Anyway, so the general dude is like, "I don't know what you're talking about," even though he knows the pilot dude knows what's up because, hello, he was an alien captive (I guess) for over 60 years and he hasn't aged one bit. So they take him to see the captive alien and he screams some kind of weird alien scream and it breaks the glass and he jumps in there with the alien and attacks it and this one ninja chick (I forgot to mention that there was a ninja chick that appeared out of nowhere and started slicing alien ships in half with her sword. So bullets don't work, but swords do.) jumps in there and slices the time-traveling pilot's head off and you can see all the wires coming out of his neck because apparently he was just a robot and this weird little alien orb thing comes out of his head and they start shooting at it because all of a sudden they have guns even though they had to turn them in when they came into the super secret underground base thingy.

There was more shooting and then they go upstairs and the little alien orb thing flies right through this guy's stomach and he dies. They finally go back to the alien dude and apparently the ninja chick speaks alien (I feel so ridiculous typing this, by the way. It's like this movie was written by a bunch of five year-olds who broke into their parent's liquor cabinet and then decided to make a big pile of shit by combining the shit from a horse, 10 great danes, 5 pit bulls, a goat, 3 pigeons and 5 cows to see what would happen. This movie happened.). So the alien tells her that it wants Kel to fly it's spacecraft. Why? I don't know, they didn't ask. They just accepted it. Like they totally forgot about the time-traveling pilot that was actually an alien robot and they might have figured that out a lot sooner if they thought to ask any questions.

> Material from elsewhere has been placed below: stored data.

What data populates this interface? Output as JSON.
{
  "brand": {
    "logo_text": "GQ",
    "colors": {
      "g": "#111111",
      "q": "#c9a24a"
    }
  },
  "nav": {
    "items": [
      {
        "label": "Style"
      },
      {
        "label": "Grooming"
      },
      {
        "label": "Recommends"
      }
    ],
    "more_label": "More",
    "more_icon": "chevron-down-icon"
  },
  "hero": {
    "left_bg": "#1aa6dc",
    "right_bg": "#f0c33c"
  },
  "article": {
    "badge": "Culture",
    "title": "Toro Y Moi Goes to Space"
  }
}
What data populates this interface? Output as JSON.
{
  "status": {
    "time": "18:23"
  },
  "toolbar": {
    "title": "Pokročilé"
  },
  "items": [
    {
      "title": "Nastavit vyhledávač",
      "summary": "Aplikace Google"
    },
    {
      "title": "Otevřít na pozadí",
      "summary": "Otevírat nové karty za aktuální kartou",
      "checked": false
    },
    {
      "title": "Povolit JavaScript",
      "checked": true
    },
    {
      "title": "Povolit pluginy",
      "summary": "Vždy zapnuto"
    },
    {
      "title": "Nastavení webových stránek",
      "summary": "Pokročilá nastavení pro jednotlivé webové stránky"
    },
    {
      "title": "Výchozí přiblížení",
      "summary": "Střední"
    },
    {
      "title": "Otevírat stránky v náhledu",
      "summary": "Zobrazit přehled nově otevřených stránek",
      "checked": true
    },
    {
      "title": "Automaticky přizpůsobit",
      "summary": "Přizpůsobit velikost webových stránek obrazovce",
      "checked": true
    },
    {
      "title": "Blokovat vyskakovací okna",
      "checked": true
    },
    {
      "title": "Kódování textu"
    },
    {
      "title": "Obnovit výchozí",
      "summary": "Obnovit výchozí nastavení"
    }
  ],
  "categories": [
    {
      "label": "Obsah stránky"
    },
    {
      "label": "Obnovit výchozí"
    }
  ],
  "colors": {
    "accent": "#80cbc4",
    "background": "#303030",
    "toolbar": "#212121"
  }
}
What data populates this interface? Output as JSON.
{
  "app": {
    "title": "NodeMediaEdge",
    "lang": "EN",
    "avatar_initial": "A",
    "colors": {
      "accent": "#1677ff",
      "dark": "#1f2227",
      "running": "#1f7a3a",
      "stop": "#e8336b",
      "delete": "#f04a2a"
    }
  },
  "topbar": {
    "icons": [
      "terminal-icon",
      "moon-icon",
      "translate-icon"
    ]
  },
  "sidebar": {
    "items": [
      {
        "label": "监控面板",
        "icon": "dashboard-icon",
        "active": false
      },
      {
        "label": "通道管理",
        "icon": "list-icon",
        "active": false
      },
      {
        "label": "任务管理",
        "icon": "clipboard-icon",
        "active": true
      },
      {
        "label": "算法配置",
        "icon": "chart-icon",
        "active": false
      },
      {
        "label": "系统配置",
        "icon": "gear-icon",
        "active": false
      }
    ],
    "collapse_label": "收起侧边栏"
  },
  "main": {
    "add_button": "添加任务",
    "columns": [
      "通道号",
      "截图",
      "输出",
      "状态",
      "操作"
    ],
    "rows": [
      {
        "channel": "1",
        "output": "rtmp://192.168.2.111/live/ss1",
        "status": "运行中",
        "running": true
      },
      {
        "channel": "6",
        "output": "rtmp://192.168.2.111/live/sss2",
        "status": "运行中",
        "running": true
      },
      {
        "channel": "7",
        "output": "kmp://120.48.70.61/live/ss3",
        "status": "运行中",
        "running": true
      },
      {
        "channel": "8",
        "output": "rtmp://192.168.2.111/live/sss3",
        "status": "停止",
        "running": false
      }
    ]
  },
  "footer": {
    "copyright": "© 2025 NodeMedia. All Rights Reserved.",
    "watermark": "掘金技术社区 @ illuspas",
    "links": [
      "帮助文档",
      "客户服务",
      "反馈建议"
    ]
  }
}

This is about the point where I fell asleep. I could watch the ending over so I could tell you what happened, but I'm not that dedicated to you. Sorry. I asked Pat what happened and I wish he would've just lied to me and made up some story that would've been better than the actual ending, but he didn't. He said that Kel flew the traitor alien's (I don't know how he became a traitor since it seems like the aliens wanted him back) into the heart of the giant spaceship, kinda like Will Smith did in Independence Day, though I'm sure he didn't have any cool one-liners like Will Smith. And he exploded something and left and it ended because their budget ran out and they're just relying on the fact that you've already seen Independence Day, so you know what's going to happen.

So there you go. Who knew that a movie with aliens, hot ninja chicks and time-traveling robot pilots would be so bad. I think if they threw some zombies in there, it would've been a lot better. I mean, how could they have not thought to put an alien zombie or two in there?

But hey, now you don't have to watch that movie because you already know what's going to happen.You're welcome.